What intermediate data products do I need to preserve?

Steve.VanTuyl's picture
Sharing intermediate data products is important in a number of cases. The most important consideration is whether having access to the intermediate products are necessary for others to understand and verify your research process or methodology. Related to this consideration is how difficult it is to create the intermediate products that are necessary to replicate or verify your work - if the intermediate product is critical and difficult to create, sharing should be prioritized. It may also be important to consider if any of your intermediate products might be obviously useful to others either in your research domain or in another research domain. Examples of generally useful intermediate products might be processing satellite imagery to remove common errors or simulated future weather data under climate change scenarios. There are also technical considerations for sharing intermediate products. First, if the datasests you are sharing are very large, sharing the intermediate data products may prove technically difficult. Second, if the process for creating the intermediate product requires special equipment (e.g. expensive, uncommon) or complex and hard to document processes, sharing the data itself may be preferable to sharing the methods for creating the data.

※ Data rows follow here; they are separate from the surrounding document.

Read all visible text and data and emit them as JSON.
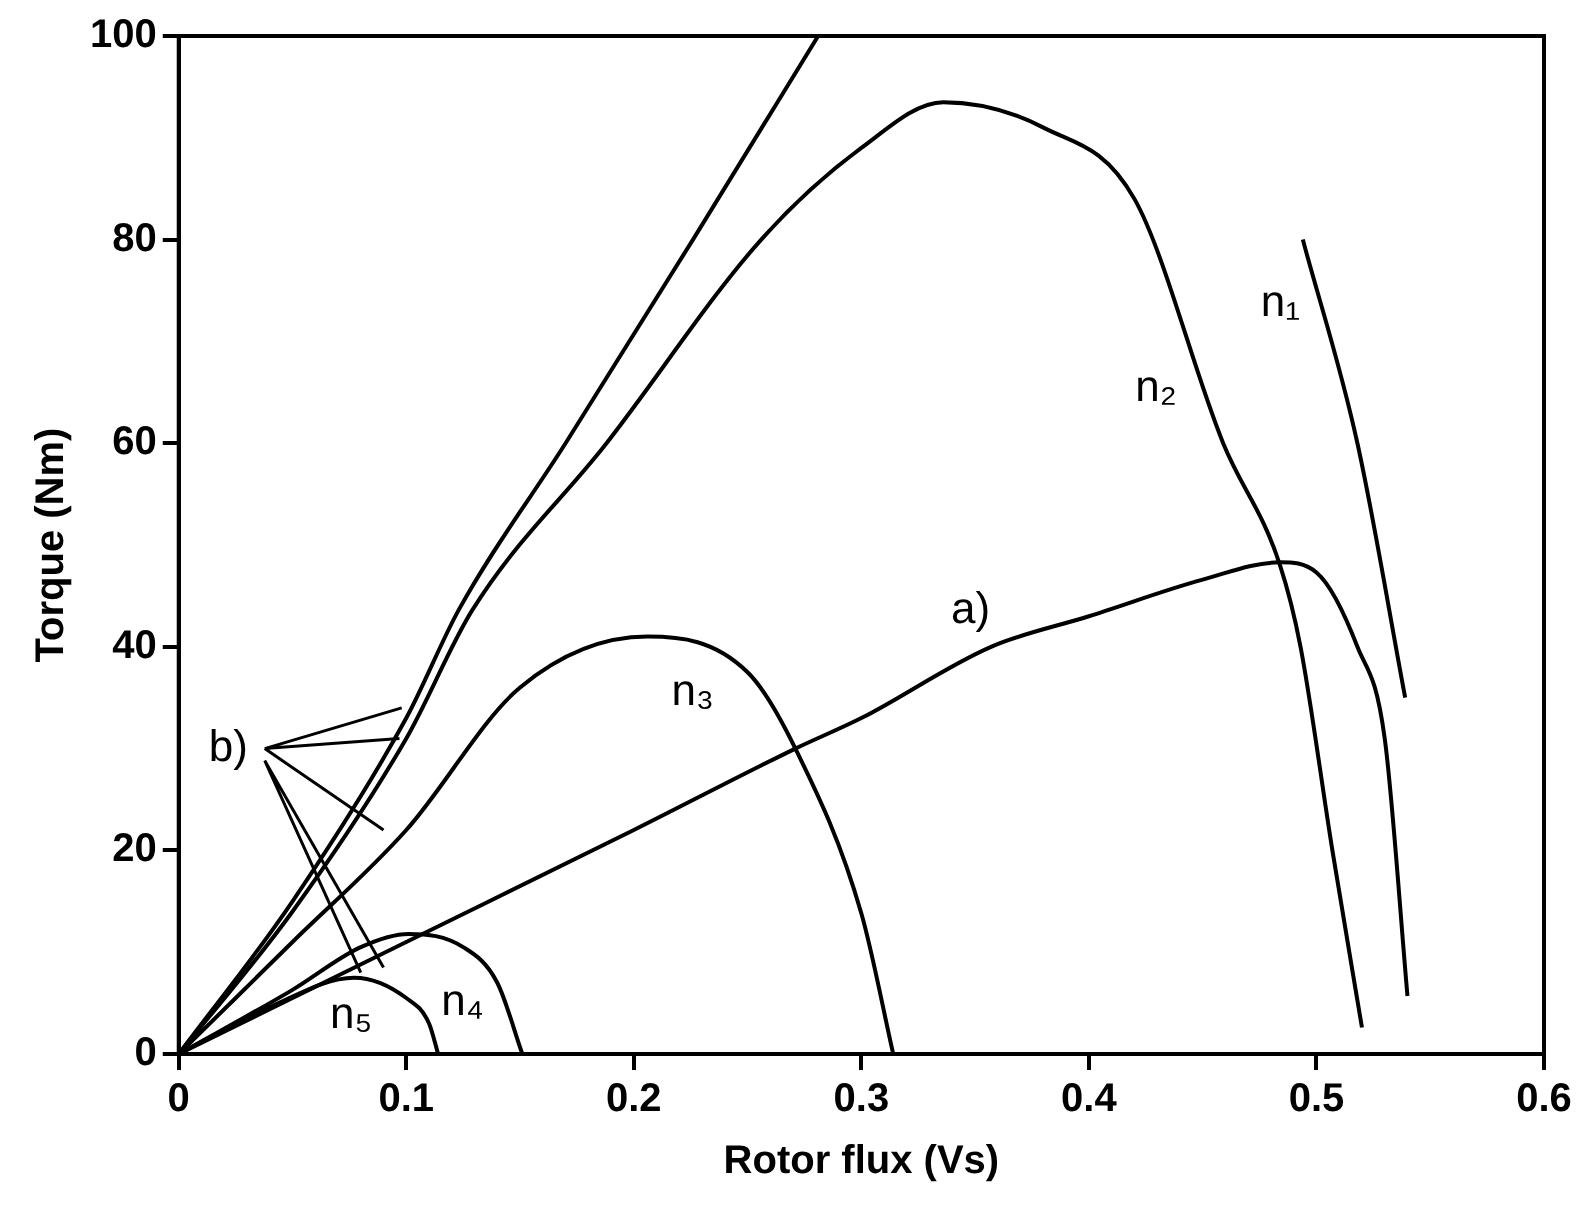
{
  "chart_data": {
    "type": "line",
    "xlabel": "Rotor flux (Vs)",
    "ylabel": "Torque (Nm)",
    "xlim": [
      0,
      0.6
    ],
    "xticks": [
      0,
      0.1,
      0.2,
      0.3,
      0.4,
      0.5,
      0.6
    ],
    "ylim": [
      0,
      100
    ],
    "yticks": [
      0,
      20,
      40,
      60,
      80,
      100
    ],
    "grid": false,
    "legend": false,
    "marker": "none",
    "line_style": "solid",
    "series": [
      {
        "name": "n₁",
        "color": "#000000",
        "x": [
          0,
          0.05,
          0.1,
          0.123,
          0.17,
          0.226,
          0.281,
          0.452,
          0.494,
          0.518,
          0.539
        ],
        "values": [
          0,
          15,
          33,
          43.6,
          60,
          80,
          100,
          null,
          80,
          60,
          35
        ]
      },
      {
        "name": "n₂",
        "color": "#000000",
        "x": [
          0,
          0.05,
          0.1,
          0.129,
          0.188,
          0.256,
          0.3,
          0.336,
          0.38,
          0.42,
          0.459,
          0.484,
          0.493,
          0.507,
          0.52
        ],
        "values": [
          0,
          14,
          31,
          43.6,
          60,
          80,
          89,
          93.5,
          91,
          84,
          60,
          48,
          40,
          20,
          2.6
        ]
      },
      {
        "name": "a)",
        "color": "#000000",
        "x": [
          0,
          0.1,
          0.2,
          0.271,
          0.3,
          0.357,
          0.4,
          0.45,
          0.484,
          0.5,
          0.518,
          0.53,
          0.54
        ],
        "values": [
          0,
          11,
          22,
          30,
          33,
          40,
          43,
          46.6,
          48.3,
          47.3,
          40,
          31,
          5.7
        ]
      },
      {
        "name": "n₃",
        "color": "#000000",
        "x": [
          0,
          0.05,
          0.1,
          0.15,
          0.206,
          0.25,
          0.271,
          0.3,
          0.314
        ],
        "values": [
          0,
          11,
          22,
          36,
          41,
          37.5,
          30,
          13.8,
          0
        ]
      },
      {
        "name": "n₄",
        "color": "#000000",
        "x": [
          0,
          0.05,
          0.08,
          0.101,
          0.125,
          0.14,
          0.151
        ],
        "values": [
          0,
          6.3,
          10.5,
          11.8,
          10.5,
          7,
          0
        ]
      },
      {
        "name": "n₅",
        "color": "#000000",
        "x": [
          0,
          0.04,
          0.077,
          0.1,
          0.11,
          0.114
        ],
        "values": [
          0,
          4.6,
          7.5,
          5.5,
          3,
          0
        ]
      }
    ],
    "annotations": [
      "b)"
    ]
  }
}
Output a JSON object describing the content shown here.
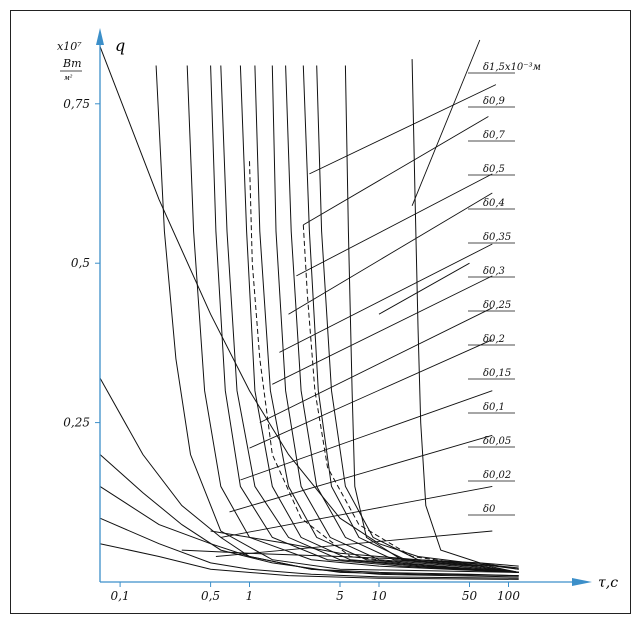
{
  "chart_data": {
    "type": "line",
    "title": "",
    "xlabel": "τ,с",
    "ylabel": {
      "multiplier": "x10⁷",
      "unit_numerator": "Вт",
      "unit_denominator": "м²",
      "symbol": "q"
    },
    "x_scale": "log",
    "xlim": [
      0.07,
      250
    ],
    "ylim": [
      0,
      0.85
    ],
    "x_ticks": [
      {
        "label": "0,1",
        "value": 0.1
      },
      {
        "label": "0,5",
        "value": 0.5
      },
      {
        "label": "1",
        "value": 1
      },
      {
        "label": "5",
        "value": 5
      },
      {
        "label": "10",
        "value": 10
      },
      {
        "label": "50",
        "value": 50
      },
      {
        "label": "100",
        "value": 100
      }
    ],
    "y_ticks": [
      {
        "label": "0,25",
        "value": 0.25
      },
      {
        "label": "0,5",
        "value": 0.5
      },
      {
        "label": "0,75",
        "value": 0.75
      }
    ],
    "curve_labels": [
      "δ1,5х10⁻³м",
      "δ0,9",
      "δ0,7",
      "δ0,5",
      "δ0,4",
      "δ0,35",
      "δ0,3",
      "δ0,25",
      "δ0,2",
      "δ0,15",
      "δ0,1",
      "δ0,05",
      "δ0,02",
      "δ0"
    ],
    "series": [
      {
        "points": [
          [
            0.07,
            0.84
          ],
          [
            0.2,
            0.6
          ],
          [
            0.5,
            0.42
          ],
          [
            1,
            0.3
          ],
          [
            2,
            0.2
          ],
          [
            5,
            0.1
          ],
          [
            10,
            0.06
          ],
          [
            20,
            0.04
          ],
          [
            50,
            0.03
          ],
          [
            120,
            0.02
          ]
        ]
      },
      {
        "points": [
          [
            0.07,
            0.32
          ],
          [
            0.15,
            0.2
          ],
          [
            0.3,
            0.12
          ],
          [
            0.6,
            0.07
          ],
          [
            1,
            0.04
          ],
          [
            3,
            0.02
          ],
          [
            10,
            0.015
          ],
          [
            50,
            0.012
          ],
          [
            120,
            0.01
          ]
        ]
      },
      {
        "points": [
          [
            0.07,
            0.2
          ],
          [
            0.15,
            0.14
          ],
          [
            0.3,
            0.09
          ],
          [
            0.6,
            0.05
          ],
          [
            1.5,
            0.03
          ],
          [
            5,
            0.015
          ],
          [
            20,
            0.012
          ],
          [
            120,
            0.01
          ]
        ]
      },
      {
        "points": [
          [
            0.07,
            0.15
          ],
          [
            0.2,
            0.09
          ],
          [
            0.5,
            0.06
          ],
          [
            1,
            0.04
          ],
          [
            3,
            0.02
          ],
          [
            10,
            0.012
          ],
          [
            120,
            0.008
          ]
        ]
      },
      {
        "points": [
          [
            0.07,
            0.1
          ],
          [
            0.2,
            0.06
          ],
          [
            0.5,
            0.03
          ],
          [
            1,
            0.02
          ],
          [
            3,
            0.012
          ],
          [
            10,
            0.008
          ],
          [
            120,
            0.006
          ]
        ]
      },
      {
        "points": [
          [
            0.07,
            0.06
          ],
          [
            0.2,
            0.04
          ],
          [
            0.5,
            0.02
          ],
          [
            2,
            0.01
          ],
          [
            10,
            0.006
          ],
          [
            120,
            0.004
          ]
        ]
      },
      {
        "points": [
          [
            0.3,
            0.05
          ],
          [
            1,
            0.045
          ],
          [
            5,
            0.04
          ],
          [
            20,
            0.035
          ],
          [
            60,
            0.03
          ],
          [
            120,
            0.025
          ]
        ]
      },
      {
        "points": [
          [
            0.5,
            0.08
          ],
          [
            2,
            0.06
          ],
          [
            5,
            0.045
          ],
          [
            20,
            0.035
          ],
          [
            60,
            0.028
          ],
          [
            120,
            0.022
          ]
        ]
      },
      {
        "points": [
          [
            0.19,
            0.81
          ],
          [
            0.22,
            0.55
          ],
          [
            0.27,
            0.35
          ],
          [
            0.35,
            0.2
          ],
          [
            0.6,
            0.08
          ],
          [
            1.5,
            0.035
          ],
          [
            5,
            0.02
          ],
          [
            120,
            0.015
          ]
        ]
      },
      {
        "points": [
          [
            0.33,
            0.81
          ],
          [
            0.37,
            0.55
          ],
          [
            0.45,
            0.3
          ],
          [
            0.6,
            0.15
          ],
          [
            1,
            0.07
          ],
          [
            3,
            0.035
          ],
          [
            10,
            0.025
          ],
          [
            120,
            0.015
          ]
        ]
      },
      {
        "points": [
          [
            0.5,
            0.81
          ],
          [
            0.55,
            0.55
          ],
          [
            0.65,
            0.3
          ],
          [
            0.85,
            0.15
          ],
          [
            1.5,
            0.07
          ],
          [
            4,
            0.035
          ],
          [
            15,
            0.025
          ],
          [
            120,
            0.015
          ]
        ]
      },
      {
        "points": [
          [
            0.6,
            0.81
          ],
          [
            0.67,
            0.55
          ],
          [
            0.8,
            0.3
          ],
          [
            1.1,
            0.15
          ],
          [
            2,
            0.07
          ],
          [
            5,
            0.035
          ],
          [
            20,
            0.025
          ],
          [
            120,
            0.015
          ]
        ]
      },
      {
        "points": [
          [
            0.85,
            0.81
          ],
          [
            0.95,
            0.55
          ],
          [
            1.1,
            0.3
          ],
          [
            1.5,
            0.15
          ],
          [
            2.5,
            0.07
          ],
          [
            6,
            0.035
          ],
          [
            25,
            0.025
          ],
          [
            120,
            0.015
          ]
        ]
      },
      {
        "points": [
          [
            1.1,
            0.81
          ],
          [
            1.2,
            0.55
          ],
          [
            1.45,
            0.3
          ],
          [
            2,
            0.15
          ],
          [
            3.3,
            0.07
          ],
          [
            8,
            0.035
          ],
          [
            30,
            0.025
          ],
          [
            120,
            0.015
          ]
        ]
      },
      {
        "points": [
          [
            1.5,
            0.81
          ],
          [
            1.6,
            0.55
          ],
          [
            1.9,
            0.3
          ],
          [
            2.5,
            0.15
          ],
          [
            4.2,
            0.07
          ],
          [
            10,
            0.035
          ],
          [
            40,
            0.025
          ],
          [
            120,
            0.015
          ]
        ]
      },
      {
        "points": [
          [
            1.9,
            0.81
          ],
          [
            2.1,
            0.55
          ],
          [
            2.5,
            0.3
          ],
          [
            3.3,
            0.15
          ],
          [
            5.5,
            0.07
          ],
          [
            13,
            0.035
          ],
          [
            50,
            0.025
          ],
          [
            120,
            0.015
          ]
        ]
      },
      {
        "points": [
          [
            2.6,
            0.81
          ],
          [
            2.9,
            0.55
          ],
          [
            3.4,
            0.3
          ],
          [
            4.3,
            0.15
          ],
          [
            7,
            0.07
          ],
          [
            16,
            0.035
          ],
          [
            60,
            0.025
          ],
          [
            120,
            0.015
          ]
        ]
      },
      {
        "points": [
          [
            3.3,
            0.81
          ],
          [
            3.6,
            0.55
          ],
          [
            4.3,
            0.3
          ],
          [
            5.5,
            0.15
          ],
          [
            9,
            0.07
          ],
          [
            20,
            0.035
          ],
          [
            70,
            0.025
          ],
          [
            120,
            0.015
          ]
        ]
      },
      {
        "points": [
          [
            5.5,
            0.81
          ],
          [
            5.8,
            0.55
          ],
          [
            6.2,
            0.3
          ],
          [
            6.5,
            0.15
          ],
          [
            8,
            0.07
          ],
          [
            15,
            0.035
          ],
          [
            60,
            0.025
          ],
          [
            120,
            0.015
          ]
        ]
      },
      {
        "points": [
          [
            18,
            0.82
          ],
          [
            19,
            0.6
          ],
          [
            20,
            0.4
          ],
          [
            21,
            0.25
          ],
          [
            23,
            0.12
          ],
          [
            30,
            0.05
          ],
          [
            60,
            0.03
          ],
          [
            120,
            0.02
          ]
        ]
      },
      {
        "dashed": true,
        "points": [
          [
            1.0,
            0.66
          ],
          [
            1.05,
            0.5
          ],
          [
            1.2,
            0.35
          ],
          [
            1.5,
            0.2
          ],
          [
            2.5,
            0.1
          ],
          [
            6,
            0.04
          ],
          [
            25,
            0.025
          ],
          [
            120,
            0.015
          ]
        ]
      },
      {
        "dashed": true,
        "points": [
          [
            2.6,
            0.56
          ],
          [
            2.8,
            0.45
          ],
          [
            3.2,
            0.3
          ],
          [
            4,
            0.18
          ],
          [
            7,
            0.09
          ],
          [
            18,
            0.04
          ],
          [
            60,
            0.025
          ],
          [
            120,
            0.015
          ]
        ]
      }
    ],
    "leaders": [
      {
        "from": [
          10,
          0.42
        ],
        "to": [
          50,
          0.5
        ]
      },
      {
        "from": [
          18,
          0.59
        ],
        "to": [
          60,
          0.85
        ]
      },
      {
        "from": [
          2.9,
          0.64
        ],
        "to": [
          80,
          0.78
        ]
      },
      {
        "from": [
          2.6,
          0.56
        ],
        "to": [
          70,
          0.73
        ]
      },
      {
        "from": [
          2.3,
          0.48
        ],
        "to": [
          75,
          0.64
        ]
      },
      {
        "from": [
          2.0,
          0.42
        ],
        "to": [
          75,
          0.61
        ]
      },
      {
        "from": [
          1.7,
          0.36
        ],
        "to": [
          75,
          0.53
        ]
      },
      {
        "from": [
          1.5,
          0.31
        ],
        "to": [
          75,
          0.48
        ]
      },
      {
        "from": [
          1.2,
          0.25
        ],
        "to": [
          75,
          0.43
        ]
      },
      {
        "from": [
          1.0,
          0.21
        ],
        "to": [
          75,
          0.38
        ]
      },
      {
        "from": [
          0.85,
          0.16
        ],
        "to": [
          75,
          0.3
        ]
      },
      {
        "from": [
          0.7,
          0.11
        ],
        "to": [
          75,
          0.23
        ]
      },
      {
        "from": [
          0.6,
          0.07
        ],
        "to": [
          75,
          0.15
        ]
      },
      {
        "from": [
          0.55,
          0.04
        ],
        "to": [
          75,
          0.08
        ]
      }
    ]
  }
}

That said, not sharing data because production methods that are "too complicated to document" generally are not considered best practices for data sharing. If you are not planning to share important intermediate products, it is critical that you provide sufficient documentation to allow others to replicate your intermediate products. This documentation may include textual descriptions of methods, computer code, input datasets, and other elements of the methodology that allow for replication of the products.